I disagree - I uploaded a simple shared spreadsheet to our neighbourhood Facebook page last week. When I added it, it had 20 garages - all unknown, other than 1 - which I filled in. A week later it is getting a lot of use.
It really depends on the traction now.
A couple of thoughts:
1) I live in the middle of a number of ESSO stations, it's hard to know which one it is, based on a distance, and I dont want to click through to directions. Local facebook group users just give the neighbourhood it's in.
2) The information is very time sensitive, you could order results based on recent update, or availability, instead of closeness or perhaps just emphasise that the update was a long time ago etc. Related to that, try for the time info a bit easier to grasp. 1334m, 23 hours, a day ago, etc Related to that, the majority of stations information are about a day old, but the results say it was updated 10 mins ago. This results update time information doesnt mean as much as the freshness from a station.
going back to the facebook group, there is a kind of social network reward for contributing and updating others.
Names and locations of fuel stations are coming from openstreetmap, and it most cases it doesn't have good addresses.
I will add ability to edit locations and addresses of the fuel stations when submitting the updates. Eventually this could be added back to OSM.
Information here is fully crowdsourced, and the project is around 8 hours old.
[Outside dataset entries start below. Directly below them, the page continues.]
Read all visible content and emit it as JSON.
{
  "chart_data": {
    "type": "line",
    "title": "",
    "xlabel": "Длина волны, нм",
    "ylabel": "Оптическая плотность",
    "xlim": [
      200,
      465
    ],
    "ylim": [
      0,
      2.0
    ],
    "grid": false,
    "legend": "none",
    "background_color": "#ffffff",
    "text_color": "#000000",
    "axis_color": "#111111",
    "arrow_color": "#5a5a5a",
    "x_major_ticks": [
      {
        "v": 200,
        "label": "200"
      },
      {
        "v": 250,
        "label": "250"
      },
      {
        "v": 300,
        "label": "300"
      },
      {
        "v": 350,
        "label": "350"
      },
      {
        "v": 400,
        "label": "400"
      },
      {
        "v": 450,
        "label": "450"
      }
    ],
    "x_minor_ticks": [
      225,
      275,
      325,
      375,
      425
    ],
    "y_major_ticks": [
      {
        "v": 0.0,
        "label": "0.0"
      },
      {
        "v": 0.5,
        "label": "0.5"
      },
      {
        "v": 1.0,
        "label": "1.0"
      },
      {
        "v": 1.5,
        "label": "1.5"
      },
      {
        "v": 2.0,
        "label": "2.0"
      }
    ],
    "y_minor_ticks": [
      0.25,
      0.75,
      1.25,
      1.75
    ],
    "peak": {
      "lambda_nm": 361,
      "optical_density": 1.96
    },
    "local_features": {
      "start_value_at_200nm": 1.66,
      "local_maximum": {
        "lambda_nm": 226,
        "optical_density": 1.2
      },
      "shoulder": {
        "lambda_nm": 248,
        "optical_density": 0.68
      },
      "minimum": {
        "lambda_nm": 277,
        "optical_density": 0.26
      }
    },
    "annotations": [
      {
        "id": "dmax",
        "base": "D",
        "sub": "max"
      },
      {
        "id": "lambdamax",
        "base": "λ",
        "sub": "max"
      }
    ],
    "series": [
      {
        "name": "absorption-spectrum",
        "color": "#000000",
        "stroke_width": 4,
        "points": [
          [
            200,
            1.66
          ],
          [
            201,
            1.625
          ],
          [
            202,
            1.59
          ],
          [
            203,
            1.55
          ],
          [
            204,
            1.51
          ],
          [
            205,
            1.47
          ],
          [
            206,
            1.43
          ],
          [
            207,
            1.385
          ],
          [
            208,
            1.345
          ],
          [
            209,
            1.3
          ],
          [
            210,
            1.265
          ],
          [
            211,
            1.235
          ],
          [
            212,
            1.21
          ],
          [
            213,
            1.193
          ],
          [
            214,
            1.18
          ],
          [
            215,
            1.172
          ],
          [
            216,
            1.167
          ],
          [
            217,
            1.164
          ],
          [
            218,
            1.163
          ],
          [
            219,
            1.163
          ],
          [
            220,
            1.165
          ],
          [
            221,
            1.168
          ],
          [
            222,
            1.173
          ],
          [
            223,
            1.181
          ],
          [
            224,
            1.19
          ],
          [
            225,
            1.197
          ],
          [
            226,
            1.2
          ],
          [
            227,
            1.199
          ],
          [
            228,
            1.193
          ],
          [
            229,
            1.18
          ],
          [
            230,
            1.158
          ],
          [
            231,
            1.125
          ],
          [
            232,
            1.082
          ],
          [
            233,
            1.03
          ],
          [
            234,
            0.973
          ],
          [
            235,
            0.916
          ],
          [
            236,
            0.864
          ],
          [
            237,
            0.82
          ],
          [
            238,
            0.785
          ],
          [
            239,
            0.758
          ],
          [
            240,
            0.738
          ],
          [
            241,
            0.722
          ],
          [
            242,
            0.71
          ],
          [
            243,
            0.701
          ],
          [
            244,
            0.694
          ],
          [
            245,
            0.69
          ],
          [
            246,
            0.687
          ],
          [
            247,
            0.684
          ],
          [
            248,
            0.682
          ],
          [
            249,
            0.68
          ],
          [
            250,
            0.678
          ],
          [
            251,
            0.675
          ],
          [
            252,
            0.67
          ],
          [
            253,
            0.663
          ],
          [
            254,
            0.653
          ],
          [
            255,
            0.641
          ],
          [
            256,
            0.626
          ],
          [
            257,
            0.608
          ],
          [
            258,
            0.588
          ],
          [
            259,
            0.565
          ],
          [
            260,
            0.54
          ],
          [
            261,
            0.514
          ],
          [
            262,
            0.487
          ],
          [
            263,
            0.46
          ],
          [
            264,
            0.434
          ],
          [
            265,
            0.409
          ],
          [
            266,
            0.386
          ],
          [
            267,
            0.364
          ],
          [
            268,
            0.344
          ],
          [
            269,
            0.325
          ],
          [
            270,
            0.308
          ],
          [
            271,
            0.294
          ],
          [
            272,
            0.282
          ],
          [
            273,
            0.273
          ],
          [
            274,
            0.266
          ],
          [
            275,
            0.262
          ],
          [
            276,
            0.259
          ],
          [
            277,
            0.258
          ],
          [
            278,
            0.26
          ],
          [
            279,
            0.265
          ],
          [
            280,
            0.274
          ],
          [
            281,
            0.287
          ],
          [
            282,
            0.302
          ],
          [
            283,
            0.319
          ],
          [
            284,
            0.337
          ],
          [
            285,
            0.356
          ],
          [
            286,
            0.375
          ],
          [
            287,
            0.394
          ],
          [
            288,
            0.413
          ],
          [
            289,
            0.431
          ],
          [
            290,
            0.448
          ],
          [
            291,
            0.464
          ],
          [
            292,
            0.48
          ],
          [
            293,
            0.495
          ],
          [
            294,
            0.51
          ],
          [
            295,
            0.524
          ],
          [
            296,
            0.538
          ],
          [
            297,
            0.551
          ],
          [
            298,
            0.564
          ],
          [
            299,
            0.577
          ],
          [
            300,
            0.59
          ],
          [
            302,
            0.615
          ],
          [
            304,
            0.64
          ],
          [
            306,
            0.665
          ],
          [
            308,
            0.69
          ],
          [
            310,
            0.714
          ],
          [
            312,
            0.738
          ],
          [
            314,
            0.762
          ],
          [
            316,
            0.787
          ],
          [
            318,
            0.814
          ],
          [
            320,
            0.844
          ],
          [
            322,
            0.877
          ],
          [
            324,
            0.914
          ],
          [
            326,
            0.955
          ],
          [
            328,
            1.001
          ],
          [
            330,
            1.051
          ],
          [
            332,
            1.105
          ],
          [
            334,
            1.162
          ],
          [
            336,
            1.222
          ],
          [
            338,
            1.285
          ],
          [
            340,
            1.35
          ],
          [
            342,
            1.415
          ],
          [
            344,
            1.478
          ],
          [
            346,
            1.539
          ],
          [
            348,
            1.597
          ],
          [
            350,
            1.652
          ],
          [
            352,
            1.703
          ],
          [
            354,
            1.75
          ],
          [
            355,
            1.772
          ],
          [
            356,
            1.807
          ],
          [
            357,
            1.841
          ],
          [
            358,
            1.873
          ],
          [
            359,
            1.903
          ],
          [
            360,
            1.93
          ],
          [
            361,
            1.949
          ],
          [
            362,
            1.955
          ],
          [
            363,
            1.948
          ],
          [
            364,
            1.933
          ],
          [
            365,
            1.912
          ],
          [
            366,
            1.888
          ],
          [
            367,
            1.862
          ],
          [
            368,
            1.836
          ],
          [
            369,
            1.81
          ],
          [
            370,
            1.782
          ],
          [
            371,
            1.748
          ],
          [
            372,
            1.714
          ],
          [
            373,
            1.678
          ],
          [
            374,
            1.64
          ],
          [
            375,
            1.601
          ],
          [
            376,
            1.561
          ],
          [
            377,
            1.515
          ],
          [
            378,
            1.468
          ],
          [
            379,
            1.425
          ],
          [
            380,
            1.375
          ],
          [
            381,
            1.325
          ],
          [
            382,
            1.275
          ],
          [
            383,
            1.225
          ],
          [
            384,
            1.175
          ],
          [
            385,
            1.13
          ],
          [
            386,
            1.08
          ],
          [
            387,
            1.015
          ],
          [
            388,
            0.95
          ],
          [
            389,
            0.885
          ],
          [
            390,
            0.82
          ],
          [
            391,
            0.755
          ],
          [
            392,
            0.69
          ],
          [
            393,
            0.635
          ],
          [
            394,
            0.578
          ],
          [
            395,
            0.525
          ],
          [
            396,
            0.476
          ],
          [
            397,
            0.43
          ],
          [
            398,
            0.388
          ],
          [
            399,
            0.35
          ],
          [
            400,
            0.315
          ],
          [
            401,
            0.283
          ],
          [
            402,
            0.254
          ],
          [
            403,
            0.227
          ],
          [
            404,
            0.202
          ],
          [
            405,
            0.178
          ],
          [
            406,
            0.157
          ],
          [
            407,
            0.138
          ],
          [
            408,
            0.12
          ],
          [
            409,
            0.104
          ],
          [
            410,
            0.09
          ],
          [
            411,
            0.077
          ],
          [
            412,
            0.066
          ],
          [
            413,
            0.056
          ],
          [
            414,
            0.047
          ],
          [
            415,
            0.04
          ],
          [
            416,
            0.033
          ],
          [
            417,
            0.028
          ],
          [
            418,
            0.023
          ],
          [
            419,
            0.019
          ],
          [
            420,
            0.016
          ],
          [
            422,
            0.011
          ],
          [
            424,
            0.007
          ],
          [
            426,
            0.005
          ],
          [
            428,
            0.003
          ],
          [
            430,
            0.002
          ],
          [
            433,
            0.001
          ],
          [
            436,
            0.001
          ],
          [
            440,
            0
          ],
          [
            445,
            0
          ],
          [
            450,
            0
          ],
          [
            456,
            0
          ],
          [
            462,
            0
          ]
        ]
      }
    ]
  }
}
The more people contribute, the better it gets.
1. Open google maps
2. Turn on 'live traffic' congestion layer.
3. Identify your local petrol stations.
4. Find one with low congestion, avoid the ones with high congestion.
5. Click on the marker on google maps,
6. Check the 'busyness' indicator.
Observations:
If it's not busy and there's no congestion it's probably not got any fuel.
If it's as busy as usual or even a little bit more than normal, and congestion is not insane then head there.
If it's very congested avoid as it's probably being swarmed by social media promotion.
It is almost entirely depends on github pages and actions, with a single exception being an AWS lambda which logs submitted data into Cloudwatch (which is the later collected by a cron github action).